Con un passo in direzione del mio coinquilino, Louis allungò la mano. «È un piacere, H mi ha parlato molto di te».
«H?» replicò aggrottando le sopracciglia, la confusione più che visibile sul suo volto. Dopo aver esaminato Louis come fosse un alieno, senza ricambiare il saluto, lasciò che il suo smarrimento si riversasse su me e restò in attesa di spiegazioni.
«Niall, lui è Louis» confermai prendendolo per le spalle e dandogli un leggero scossone, quasi a volerlo risvegliare dallo stato di ipnosi in cui sembrava essere caduto.
«L'hai già detto».
«È lui» insistetti non trattenendo un sorriso. «Il mio Louis».
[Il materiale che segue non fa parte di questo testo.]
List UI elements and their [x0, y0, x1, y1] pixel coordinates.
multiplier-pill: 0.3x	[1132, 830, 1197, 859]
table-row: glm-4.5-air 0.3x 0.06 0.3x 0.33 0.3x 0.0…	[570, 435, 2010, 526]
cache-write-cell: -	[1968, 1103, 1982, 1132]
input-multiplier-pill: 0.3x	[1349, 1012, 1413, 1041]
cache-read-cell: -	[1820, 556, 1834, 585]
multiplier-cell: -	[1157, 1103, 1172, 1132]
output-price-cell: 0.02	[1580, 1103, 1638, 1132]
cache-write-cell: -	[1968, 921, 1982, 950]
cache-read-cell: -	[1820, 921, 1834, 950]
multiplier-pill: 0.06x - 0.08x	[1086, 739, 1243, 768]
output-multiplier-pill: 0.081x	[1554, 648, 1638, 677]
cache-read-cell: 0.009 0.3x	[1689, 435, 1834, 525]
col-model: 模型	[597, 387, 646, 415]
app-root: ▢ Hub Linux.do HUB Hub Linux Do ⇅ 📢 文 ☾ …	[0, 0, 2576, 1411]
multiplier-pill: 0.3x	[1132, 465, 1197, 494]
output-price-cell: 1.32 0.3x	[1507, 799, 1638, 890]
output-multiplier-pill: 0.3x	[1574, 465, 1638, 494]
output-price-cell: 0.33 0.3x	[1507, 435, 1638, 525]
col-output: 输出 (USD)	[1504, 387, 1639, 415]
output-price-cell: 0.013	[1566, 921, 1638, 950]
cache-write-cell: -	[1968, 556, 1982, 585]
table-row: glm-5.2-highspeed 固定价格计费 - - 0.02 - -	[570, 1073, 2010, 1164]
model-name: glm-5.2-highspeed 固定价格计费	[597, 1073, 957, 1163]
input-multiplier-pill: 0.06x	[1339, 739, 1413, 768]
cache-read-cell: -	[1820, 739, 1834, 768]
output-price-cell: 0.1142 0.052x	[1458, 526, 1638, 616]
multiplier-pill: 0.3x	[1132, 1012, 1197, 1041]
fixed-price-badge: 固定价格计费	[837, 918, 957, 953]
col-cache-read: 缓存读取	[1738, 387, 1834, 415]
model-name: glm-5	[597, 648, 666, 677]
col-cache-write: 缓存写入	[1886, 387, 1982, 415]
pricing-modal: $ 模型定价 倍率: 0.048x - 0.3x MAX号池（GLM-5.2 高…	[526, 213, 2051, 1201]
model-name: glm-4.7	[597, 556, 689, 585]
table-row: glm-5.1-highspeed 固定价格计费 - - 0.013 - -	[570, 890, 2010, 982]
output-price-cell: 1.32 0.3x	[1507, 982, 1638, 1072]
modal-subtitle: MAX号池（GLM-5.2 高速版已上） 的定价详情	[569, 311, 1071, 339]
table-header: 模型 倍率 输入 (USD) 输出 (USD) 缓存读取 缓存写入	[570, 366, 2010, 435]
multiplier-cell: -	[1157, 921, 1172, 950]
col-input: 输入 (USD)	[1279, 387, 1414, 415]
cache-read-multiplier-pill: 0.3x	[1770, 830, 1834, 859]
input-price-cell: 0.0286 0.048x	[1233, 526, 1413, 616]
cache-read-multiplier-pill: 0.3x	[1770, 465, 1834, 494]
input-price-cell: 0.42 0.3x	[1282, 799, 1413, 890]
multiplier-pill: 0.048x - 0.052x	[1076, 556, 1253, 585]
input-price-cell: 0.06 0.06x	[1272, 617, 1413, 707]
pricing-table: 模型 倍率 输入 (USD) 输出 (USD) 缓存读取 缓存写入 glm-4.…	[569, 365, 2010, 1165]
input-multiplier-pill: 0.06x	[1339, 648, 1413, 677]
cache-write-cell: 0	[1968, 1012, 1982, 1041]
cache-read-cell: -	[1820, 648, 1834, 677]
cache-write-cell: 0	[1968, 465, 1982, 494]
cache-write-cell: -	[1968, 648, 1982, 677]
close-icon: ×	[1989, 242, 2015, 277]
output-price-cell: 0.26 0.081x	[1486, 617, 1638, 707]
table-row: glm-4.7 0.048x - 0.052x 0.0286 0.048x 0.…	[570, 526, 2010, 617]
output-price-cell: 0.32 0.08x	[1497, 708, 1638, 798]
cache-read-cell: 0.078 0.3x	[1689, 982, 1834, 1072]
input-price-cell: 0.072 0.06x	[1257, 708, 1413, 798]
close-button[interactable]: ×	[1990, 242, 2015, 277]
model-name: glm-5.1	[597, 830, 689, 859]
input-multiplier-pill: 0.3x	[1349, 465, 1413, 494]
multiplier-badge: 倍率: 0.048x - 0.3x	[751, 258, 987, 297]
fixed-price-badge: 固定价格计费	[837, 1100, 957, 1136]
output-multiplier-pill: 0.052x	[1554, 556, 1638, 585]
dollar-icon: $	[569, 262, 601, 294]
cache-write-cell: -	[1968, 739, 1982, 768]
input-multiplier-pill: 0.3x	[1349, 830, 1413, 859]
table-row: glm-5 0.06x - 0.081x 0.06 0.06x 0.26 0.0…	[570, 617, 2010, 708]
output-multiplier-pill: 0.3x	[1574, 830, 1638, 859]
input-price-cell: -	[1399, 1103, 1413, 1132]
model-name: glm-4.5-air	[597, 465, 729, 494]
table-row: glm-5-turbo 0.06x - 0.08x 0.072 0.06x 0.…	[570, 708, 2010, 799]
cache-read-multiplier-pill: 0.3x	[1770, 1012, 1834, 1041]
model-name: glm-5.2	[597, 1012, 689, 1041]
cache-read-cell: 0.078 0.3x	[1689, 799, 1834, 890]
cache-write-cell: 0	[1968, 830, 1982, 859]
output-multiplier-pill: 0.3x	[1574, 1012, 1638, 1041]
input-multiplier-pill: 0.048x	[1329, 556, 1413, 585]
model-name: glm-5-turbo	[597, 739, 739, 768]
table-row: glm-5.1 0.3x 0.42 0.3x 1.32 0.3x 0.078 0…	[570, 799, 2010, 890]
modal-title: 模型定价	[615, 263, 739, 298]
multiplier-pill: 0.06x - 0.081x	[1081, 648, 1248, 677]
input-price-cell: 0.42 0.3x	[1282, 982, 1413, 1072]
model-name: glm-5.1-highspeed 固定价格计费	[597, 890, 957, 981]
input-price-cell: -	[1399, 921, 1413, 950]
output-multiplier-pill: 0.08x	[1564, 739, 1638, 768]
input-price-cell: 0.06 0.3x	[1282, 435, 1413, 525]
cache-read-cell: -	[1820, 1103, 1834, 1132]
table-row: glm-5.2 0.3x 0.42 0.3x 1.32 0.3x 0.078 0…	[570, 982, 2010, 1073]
Lo sguardo di Niall si incupì. «Non è divertente, Harry».
«Sono serio, Niall. È davvero lui. L'ho trovato. Beh...non lo stavo proprio cercando, ma l'ho trovato».
«Possiamo parlare un attimo in privato?» provò a prendermi da parte.
«Adesso non posso, ho lezione tra poco più di un'ora e devo ancora prepararmi e fare colazione. Ti spiego tutto nel pomeriggio».
Senza prestare ulteriore attenzione al mio amico o alle sue proteste via via più rumorose, mi avvicinai a Louis. «Aspettami qui, Lou».
«Sei sicuro? Non voglio creare problemi».
«Nessun problema» confermai, ignorando i richiami di Niall. «Siediti dove vuoi, torno tra dieci minuti». Mi piegai in avanti fino a raggiungere il suo orecchio e, portando una mano ad accarezzargli il collo, sussurrai: «Se ti dà troppo fastidio, hai il permesso di atterrarlo con una delle tue mosse. Non fargli male, però». Gli sfiorai la guancia con le labbra e mi diressi in bagno.